Mas atenção, Neve Negra não é nem um thriller policial nem somente uma história de suspense, mas sim – segundo definição do próprio autor – um livro de pós-terror. É fácil analisá-lo como tal após terminar a leitura, mas nas 60 primeiras páginas impera apenas um leve clima de tensão, construído entretanto de maneira instigante e misteriosa. Por que a esposa não acorda com o grito de Alvinho após um pesadelo? Porque o filho não responde corretamente às indagações do pai sobre o porquê de ele ter animais empalhados no quarto? Como se deu a perda da filha que o casal teve na juventude?

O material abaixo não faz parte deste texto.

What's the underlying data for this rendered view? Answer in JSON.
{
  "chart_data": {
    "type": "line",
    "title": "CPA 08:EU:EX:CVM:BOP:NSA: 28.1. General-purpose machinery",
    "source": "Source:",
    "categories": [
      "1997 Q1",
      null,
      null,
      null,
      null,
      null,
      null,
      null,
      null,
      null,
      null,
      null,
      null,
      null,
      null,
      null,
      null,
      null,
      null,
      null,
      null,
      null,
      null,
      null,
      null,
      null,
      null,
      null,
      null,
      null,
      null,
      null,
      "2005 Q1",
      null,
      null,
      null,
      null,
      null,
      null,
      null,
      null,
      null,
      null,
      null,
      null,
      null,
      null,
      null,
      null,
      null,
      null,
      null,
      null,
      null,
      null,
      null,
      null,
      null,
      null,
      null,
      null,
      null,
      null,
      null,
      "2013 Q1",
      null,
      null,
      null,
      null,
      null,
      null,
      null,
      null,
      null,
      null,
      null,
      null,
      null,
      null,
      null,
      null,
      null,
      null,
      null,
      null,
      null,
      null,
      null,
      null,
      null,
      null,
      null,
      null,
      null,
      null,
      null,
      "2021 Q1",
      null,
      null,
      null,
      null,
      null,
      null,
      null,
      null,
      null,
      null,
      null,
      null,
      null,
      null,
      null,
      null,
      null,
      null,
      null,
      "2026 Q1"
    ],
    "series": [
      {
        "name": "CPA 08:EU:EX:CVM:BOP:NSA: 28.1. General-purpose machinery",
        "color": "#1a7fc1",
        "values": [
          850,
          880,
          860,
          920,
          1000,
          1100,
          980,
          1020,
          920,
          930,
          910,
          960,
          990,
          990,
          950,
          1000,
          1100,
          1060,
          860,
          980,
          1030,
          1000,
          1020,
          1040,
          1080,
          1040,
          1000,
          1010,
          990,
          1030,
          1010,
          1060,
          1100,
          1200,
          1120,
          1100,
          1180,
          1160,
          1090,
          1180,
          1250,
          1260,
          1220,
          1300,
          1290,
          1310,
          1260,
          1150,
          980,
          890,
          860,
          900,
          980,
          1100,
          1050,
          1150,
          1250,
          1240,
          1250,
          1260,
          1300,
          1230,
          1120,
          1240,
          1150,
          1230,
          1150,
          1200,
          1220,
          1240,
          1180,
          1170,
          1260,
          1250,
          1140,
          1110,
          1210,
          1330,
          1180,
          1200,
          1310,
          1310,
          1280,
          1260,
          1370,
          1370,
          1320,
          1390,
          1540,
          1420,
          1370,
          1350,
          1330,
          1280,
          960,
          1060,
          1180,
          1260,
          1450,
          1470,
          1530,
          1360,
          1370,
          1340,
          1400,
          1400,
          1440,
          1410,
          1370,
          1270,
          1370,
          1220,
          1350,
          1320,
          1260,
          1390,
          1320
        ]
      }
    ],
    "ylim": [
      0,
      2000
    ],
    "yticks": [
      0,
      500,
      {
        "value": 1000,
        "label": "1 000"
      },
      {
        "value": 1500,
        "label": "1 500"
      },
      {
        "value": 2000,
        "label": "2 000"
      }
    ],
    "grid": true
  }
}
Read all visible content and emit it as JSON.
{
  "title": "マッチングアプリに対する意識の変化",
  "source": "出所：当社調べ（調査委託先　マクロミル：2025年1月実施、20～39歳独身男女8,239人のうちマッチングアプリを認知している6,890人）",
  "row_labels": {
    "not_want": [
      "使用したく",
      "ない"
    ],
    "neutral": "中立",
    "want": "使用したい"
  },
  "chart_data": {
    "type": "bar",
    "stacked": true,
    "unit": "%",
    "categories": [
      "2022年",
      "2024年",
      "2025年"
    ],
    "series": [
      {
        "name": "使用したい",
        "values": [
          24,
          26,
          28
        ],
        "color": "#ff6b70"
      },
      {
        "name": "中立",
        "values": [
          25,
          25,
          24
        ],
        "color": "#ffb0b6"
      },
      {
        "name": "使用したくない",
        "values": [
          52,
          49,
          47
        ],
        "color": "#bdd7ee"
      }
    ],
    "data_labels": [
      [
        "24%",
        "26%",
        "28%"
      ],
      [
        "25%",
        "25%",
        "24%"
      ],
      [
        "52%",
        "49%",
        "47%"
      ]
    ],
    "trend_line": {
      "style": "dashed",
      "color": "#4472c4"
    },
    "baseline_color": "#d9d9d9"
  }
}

Quais os motivos que levaram a relação amorosa deles esfriar? A reviravolta na aparente normalidade da noite e do lar da família Schwarz é quebrada com a aparição do neto do Velho Grüne, o vizinho taxidermista, até então desconhecido de Bruno. Seria ele um alter ego de Santiago Nazarian? Thomas é um jovem escritor, de cabelos pretos e que tem predileção por histórias noturnas e lendas urbanas de assombração e sua presença vai trazer ainda mais dúvidas sobre o filho de Bruno e o que vinha acontecendo até o momento de sua chegada naquela noite.

O encontro com o vizinho também vai deslocar um pouco o cenário principal da noite para o lado de fora, fazendo o artista sair de sua casa. Esta última é um ponto de encontro entre o passado e o presente da vida do protagonista: ela pertenceu a seu avô, depois a seu pai e, quando o casal Schwarz decidiu que era chegada a hora de sair de São Paulo e procurar um lugar mais próximo da natureza, a referência catarinense da infância de Bruno se revelou como a melhor opção.

Não é de todo acaso que as figuras marcantes das duas gerações anteriores à do personagem sejam masculinas. Intrínsecas ao suspense do livro estão questões de paternidade, suspeita de infidelidade e morte, tríade que Nazarian soube usar para construir uma boa história. Neve Negra ambienta todas essas temáticas num cenário invernal, onde os acontecimentos que envolvem o protagonista permanecem na linha tênue entre delírio e surrealismo.

Confira um trecho do livro:

"Há algo de errado com meu filho. E não posso dizer que me surpreendo. Esperei a vida toda por isso. Desde o primeiro dia, desde antes, espero algum sinal de anomalia. A mancha vermelha na testa desapareceu, então esperamos os primeiros passos. Ele engatinhou e se levantou, então esperamos as primeiras palavras. Alvinho falou – acho que foi algo previsível como mamá– e esperamos as convulsões. A cada frango servido, esperava o osso da sorte a travar-lhe a garganta. Sempre que eu voltava de uma viagem, sempre que, de longe, perguntava sobre ele, esperava, temia, ansiava pela má notícia que acreditava ser inevitável recair sobre meu filho."